# Fine for a burn ban violation?



## DYI hunting (Sep 9, 2010)

I woke up this morning before 6am to fire trucks and an ambulance in my driveway.  It seems my neighbor decided to burn off a couple piles of brush the side of a single-wide trailer even though we have a burn ban and it has been really dry around the house.   

Do they give fines for burn ban violations?  Anybody know how much?


----------



## shakey gizzard (Sep 9, 2010)

Usually get a warning first!


----------



## DYI hunting (Sep 9, 2010)

shakey gizzard said:


> Usually get a warning first!



I hope so, there is no way his fire could have spread.  He had plowed up at least 200 yards in every direction of the brush piles.  The fire department stayed for at least an hour before leaving.


----------



## Mackey (Sep 9, 2010)

It depends on the Fire Dept. Chief. Carroll Co Fire does not issue citations, that falls on Codes Enforcement. Wheather we get codes involved pretty much depends on the persons attitude and how many times we have been there in the past. You may also seek legal advice in the event any property was damaged.


----------



## SarahFair (Sep 9, 2010)

Are like little backyard campfires/bon fires counted in a burn ban?


----------



## LEON MANLEY (Sep 9, 2010)

I think if it is contained in a barrel then it's ok.


----------



## Twenty five ought six (Sep 9, 2010)

SarahFair said:


> Are like little backyard campfires/bon fires counted in a burn ban?




Depends on where you are.

At the state level, no they are not included.

Local ordinances may include them --for example no open burning in Clarke County at any time.


----------



## tharris73 (Sep 9, 2010)

The state burn ban rule can be found at:

http://www.georgiaair.org/airpermit/downloads/aqrules/opernburning/ruleopenburningdec2009.pdf

Some localities can and will fine if they respond to the fire.

At the state level, warning first offense, potential fine second offense.


----------



## Strych9 (Sep 9, 2010)

Yes the local PD or SO gives citations for burning outside of the burn ban. Saw a guy at work this week get a ticket for it. Of course his fire got out of control and we had to go put it out for him. Like someone above said...citations are for repeat offenders, or in cases where brush/woods fires start as a result.


----------



## JustUs4All (Sep 9, 2010)

I don't think they can prohibit "cooking fires".


----------



## greasemonkey1313 (Sep 9, 2010)

I don't know about fines for burning within a ban...but I had a permitted fire get away from me several years ago, and had to call FD. After they got the fire under control they asked for the permit #, and told me that if we had not had a permit then we would be responsible for the cost of FD coming out. Since I had the permit it was all good and covered. I learned then that it is surely cheaper to get a free permit and not have to worry.


----------



## meatseeker (Sep 9, 2010)

This is why I burn when its raining or snowing


----------



## shakey gizzard (Sep 9, 2010)

SarahFair said:


> Are like little backyard campfires/bon fires counted in a burn ban?

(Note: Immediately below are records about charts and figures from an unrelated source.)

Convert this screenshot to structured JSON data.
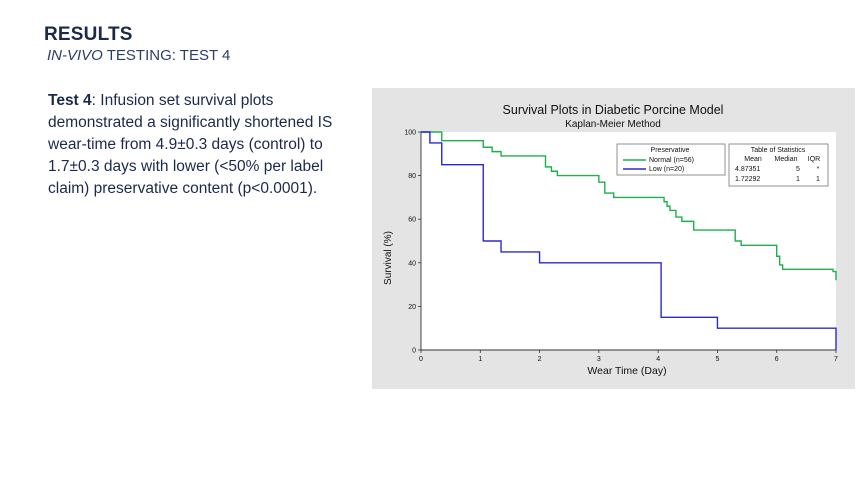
{
  "header": {
    "title": "RESULTS",
    "subtitle_italic": "IN-VIVO",
    "subtitle_rest": " TESTING: TEST 4"
  },
  "body": {
    "lead": "Test 4",
    "text": ": Infusion set survival plots demonstrated a significantly shortened IS wear-time from 4.9±0.3 days (control) to 1.7±0.3 days with lower (<50%  per label claim) preservative content (p<0.0001)."
  },
  "colors": {
    "panel_bg": "#e4e4e4",
    "normal": "#1fb04c",
    "low": "#2a2ad0"
  },
  "chart_data": {
    "type": "line",
    "step": true,
    "title": "Survival Plots in Diabetic Porcine Model",
    "subtitle": "Kaplan-Meier Method",
    "xlabel": "Wear Time (Day)",
    "ylabel": "Survival (%)",
    "xlim": [
      0,
      7
    ],
    "ylim": [
      0,
      100
    ],
    "xticks": [
      0,
      1,
      2,
      3,
      4,
      5,
      6,
      7
    ],
    "yticks": [
      0,
      20,
      40,
      60,
      80,
      100
    ],
    "grid": false,
    "legend": {
      "title": "Preservative",
      "placement": "top-right",
      "entries": [
        "Normal (n=56)",
        "Low (n=20)"
      ]
    },
    "stats_table": {
      "title": "Table of Statistics",
      "headers": [
        "Mean",
        "Median",
        "IQR"
      ],
      "rows": [
        [
          "4.87351",
          "5",
          "*"
        ],
        [
          "1.72292",
          "1",
          "1"
        ]
      ]
    },
    "series": [
      {
        "name": "Normal (n=56)",
        "x": [
          0,
          0.35,
          0.95,
          1.05,
          1.2,
          1.35,
          2.0,
          2.1,
          2.2,
          2.3,
          3.0,
          3.1,
          3.25,
          4.0,
          4.1,
          4.15,
          4.2,
          4.3,
          4.4,
          4.6,
          4.95,
          5.3,
          5.4,
          6.0,
          6.05,
          6.1,
          6.95,
          7.0
        ],
        "y": [
          100,
          96,
          96,
          93,
          91,
          89,
          89,
          84,
          82,
          80,
          77,
          72,
          70,
          70,
          68,
          66,
          64,
          61,
          59,
          55,
          55,
          50,
          48,
          43,
          39,
          37,
          36,
          32
        ]
      },
      {
        "name": "Low (n=20)",
        "x": [
          0,
          0.15,
          0.35,
          1.0,
          1.05,
          1.35,
          2.0,
          4.05,
          5.0,
          7.0
        ],
        "y": [
          100,
          95,
          85,
          85,
          50,
          45,
          40,
          15,
          10,
          0
        ]
      }
    ]
  }
}
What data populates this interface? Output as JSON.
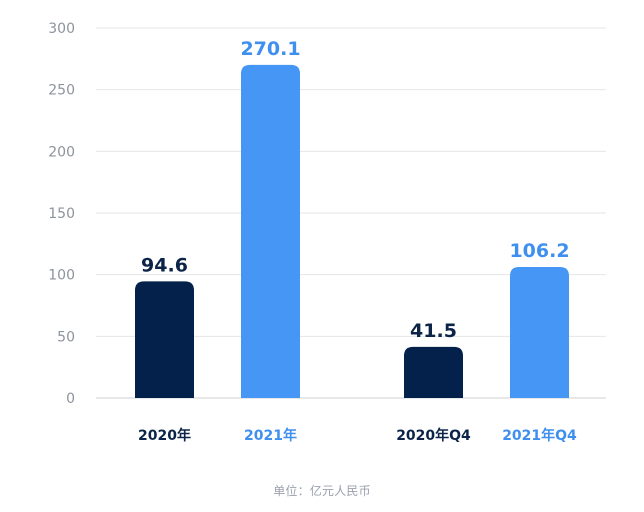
{
  "chart_data": {
    "type": "bar",
    "categories": [
      "2020年",
      "2021年",
      "2020年Q4",
      "2021年Q4"
    ],
    "values": [
      94.6,
      270.1,
      41.5,
      106.2
    ],
    "value_labels": [
      "94.6",
      "270.1",
      "41.5",
      "106.2"
    ],
    "yticks": [
      0,
      50,
      100,
      150,
      200,
      250,
      300
    ],
    "ylim": [
      0,
      300
    ],
    "grid": true,
    "colors": {
      "dark_bar": "#03214a",
      "light_bar": "#4697f5",
      "dark_text": "#0c2447",
      "light_text": "#3f8ff0",
      "axis_text": "#8e949c",
      "grid": "#e6e6e6"
    }
  },
  "unit_label": "单位：亿元人民币"
}
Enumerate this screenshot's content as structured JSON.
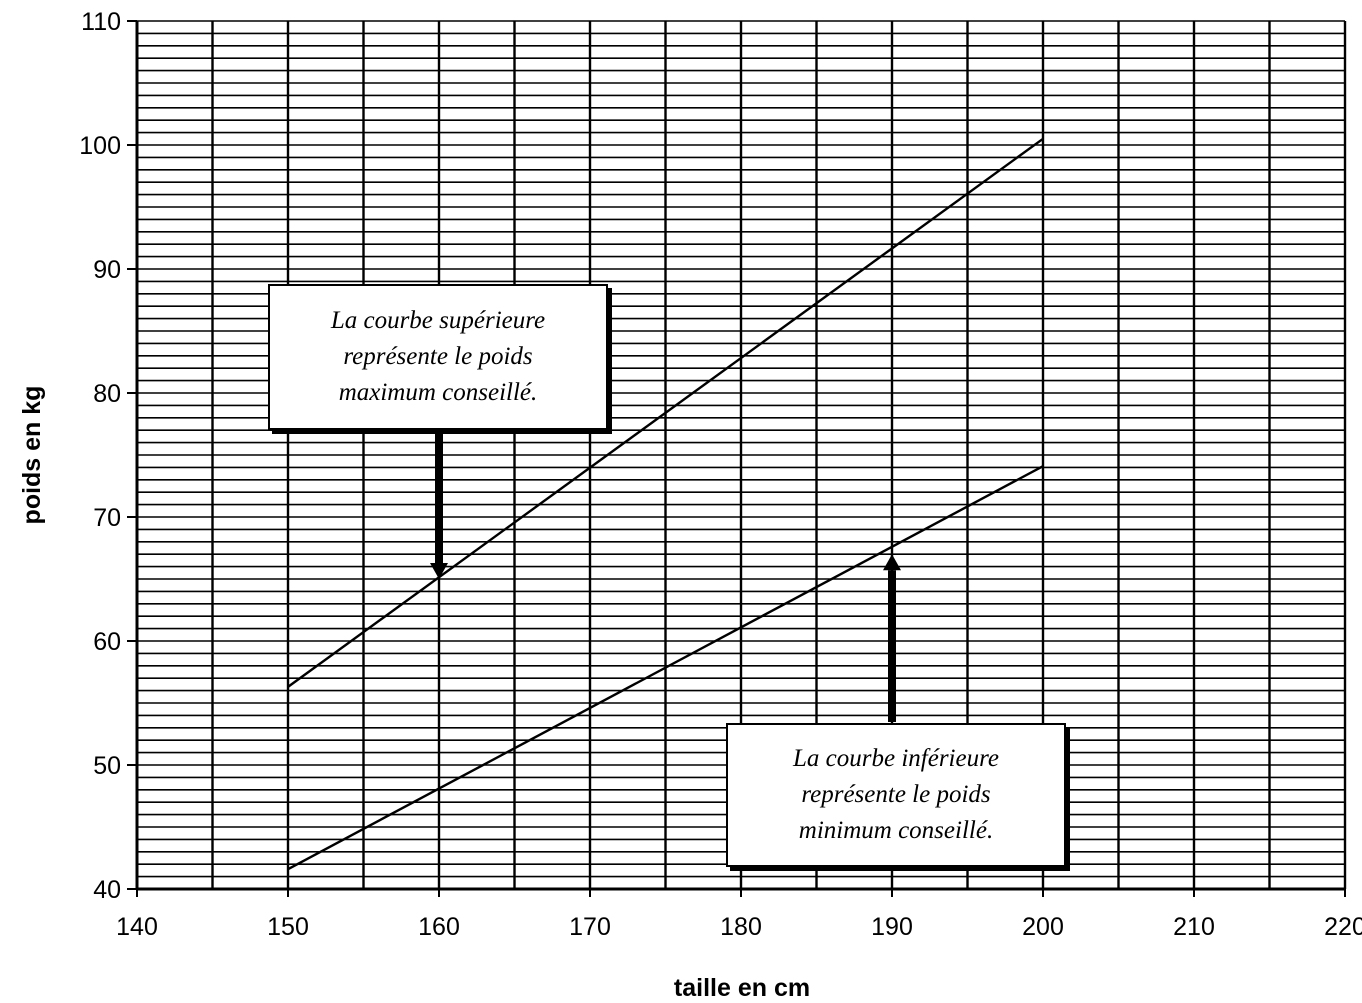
{
  "chart_data": {
    "type": "line",
    "title": "",
    "xlabel": "taille en cm",
    "ylabel": "poids en kg",
    "xlim": [
      140,
      220
    ],
    "ylim": [
      40,
      110
    ],
    "x_ticks": [
      140,
      150,
      160,
      170,
      180,
      190,
      200,
      210,
      220
    ],
    "y_ticks": [
      40,
      50,
      60,
      70,
      80,
      90,
      100,
      110
    ],
    "grid": true,
    "x_grid_step": 5,
    "y_grid_step": 1,
    "series": [
      {
        "x": [
          150,
          200
        ],
        "values": [
          56.3,
          100.5
        ]
      },
      {
        "x": [
          150,
          200
        ],
        "values": [
          41.6,
          74.1
        ]
      }
    ],
    "annotations": [
      {
        "text": "La courbe supérieure\nreprésente le poids\nmaximum conseillé.",
        "arrow_to": [
          160,
          65
        ]
      },
      {
        "text": "La courbe inférieure\nreprésente le poids\nminimum conseillé.",
        "arrow_to": [
          190,
          67
        ]
      }
    ]
  }
}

I wouldnt risk it with any fire right now! If we dont get rain soon,brush fires will be on rise!


----------



## xhunterx (Sep 10, 2010)

the last i heard in walker county you could burn during a ban if it was a cooking fire, camp fire, or bon fire that was being attended to. so if i have a small pile of brush that is safe to burn weather wise, then i burn it with a couple of lawn chairs set up nearby with marshmellows laying on them


----------



## bear-229 (Sep 30, 2010)

around here you will only get a fine if gfc comes out and then it is minor as long as no plows come out


----------